Dr. Brenda Gill: Environmental toxic exposure (Part two)
By Dr. Brenda Gill
The last article gave you a questionnaire to help determine if environmental toxins should be considered in your case.
This article will discuss what kinds of symptoms are typical for someone with a toxic overload and some of the solutions.
These are some of the “red flags” I look for with an environmental overload:
Sensitivity or an over-reaction to coffee/alcohol/drugs/foods or chemicals
This may exhibit as feeling digestive upset or nausea, feeling jittery or anxious, breaking out in rashes, having hot flushes or night sweats, can’t take suggested dosage of drug without side effects such as hives or shortness of breath, limited food choices, otherwise symptoms of gas, abdominal cramps, diarrhea, constipation or decreased energy.
There may also be reactions to walking down perfume aisles or other scents in hair spray, lotions, creams, shampoos, cream rinses or laundry detergents, fabric softener or room fresheners.
There may be headaches/decreased energy/muscle weakness/cramps or asthma.
Mental reactions to chemicals
Fuzziness/brain fog/hard to concentrate/focus/decreased memory.
Blood reactions to chemicals
Decreased platelet counts often indicates an over-load of solvents — hexane/methyl pentane —from auto/airplane exhaust or solvents used by car mechanics.
An over-active immune system
With sometimes an auto-immune condition such as lupus/diabetes/rheumatoid arthritis or any others.
A poorly functioning endocrine system
With poorly balanced female or male hormones, diabetes or thyroid imbalances.
Some of the solutions to consider:
- Drink half your weight in water – For example, if you are 140 pounds, you should be drinking 70 oz of water per day or about seven to eight glasses per day. This flushes out the toxins being processed through the kidneys.
- Minimize acidic drinks – Substitute coffee, tea, green tea, white tea, yerba mate, honey bush, rooibos, colas or other pop, Red Bull or other stimulant drinks. These don’t allow the body to release toxins, put a toxic load on the liver and kidneys and add to the toxic load.

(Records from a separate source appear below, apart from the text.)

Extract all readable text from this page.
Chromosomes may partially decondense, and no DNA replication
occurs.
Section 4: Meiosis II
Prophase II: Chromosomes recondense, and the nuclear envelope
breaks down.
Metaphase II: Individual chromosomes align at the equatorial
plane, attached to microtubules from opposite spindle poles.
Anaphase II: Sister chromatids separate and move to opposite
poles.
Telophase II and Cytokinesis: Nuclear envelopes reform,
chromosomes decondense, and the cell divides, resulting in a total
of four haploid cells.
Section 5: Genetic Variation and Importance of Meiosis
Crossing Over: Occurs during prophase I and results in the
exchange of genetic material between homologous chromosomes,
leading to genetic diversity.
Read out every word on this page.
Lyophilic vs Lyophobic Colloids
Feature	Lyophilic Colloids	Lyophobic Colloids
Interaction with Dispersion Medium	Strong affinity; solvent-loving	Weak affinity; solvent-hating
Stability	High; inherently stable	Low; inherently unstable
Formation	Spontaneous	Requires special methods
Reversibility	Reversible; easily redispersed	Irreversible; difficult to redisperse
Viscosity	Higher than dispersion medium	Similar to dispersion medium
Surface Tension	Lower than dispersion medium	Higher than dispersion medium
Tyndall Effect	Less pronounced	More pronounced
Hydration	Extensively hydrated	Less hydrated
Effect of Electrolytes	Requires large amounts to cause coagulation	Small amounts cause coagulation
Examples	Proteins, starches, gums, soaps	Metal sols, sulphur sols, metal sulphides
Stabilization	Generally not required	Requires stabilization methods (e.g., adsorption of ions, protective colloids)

- Keep your acidic foods balanced with your alkaline foods. Therefore, always try to have about the same amount of protein (chicken, turkey, eggs, fish, tofu/tempeh, beans and legumes) as veggies, fruit and whole grains.
- Maintain at least a half hour of exercise a day. Increasing your activity level so your heart rate is increased for at least four hours per week helps the body process toxins and metabolites more efficiently, maintains your metabolic rate to burn calories, releases stressors in the body and mind, gives you a “mini-holiday” from life’s commitments, increases the lung capacity and therefore the oxygen capacity to the cells, allows the absorption of Vitamin D from the sun, helps produce serotonin, that “feel good” hormone in the body. The bottom line: You can’t afford not to.
- Skin brush after a shower or bath. End your shower or bath in cool water and towel off in lymph direction. Towel down the front of the arm and up the back of the arm, down the front and back of the body to the groin and up the legs to the groin. This allows the toxins to be collected at the lymph centres, so the body can eliminate them through the feces and urine.
- Do Castor oil packs at least four times per week. Most of you have read how to do a castor oil pack. If not visit the Facebook site for directions. The castor oil pack draws out toxins, metabolites and hormone breakdown products from the lymph system to drain the liver. This unloads the liver, so, it can do a better job of clearing metabolites. When the liver is unloaded, it lets go of fat or water that it uses to protect itself from the toxin. This is the main reason people will lose their mid-abdominal weight when they detoxify properly.
This should start you on the way to minimizing those toxins that all of us are exposed to in everyday life.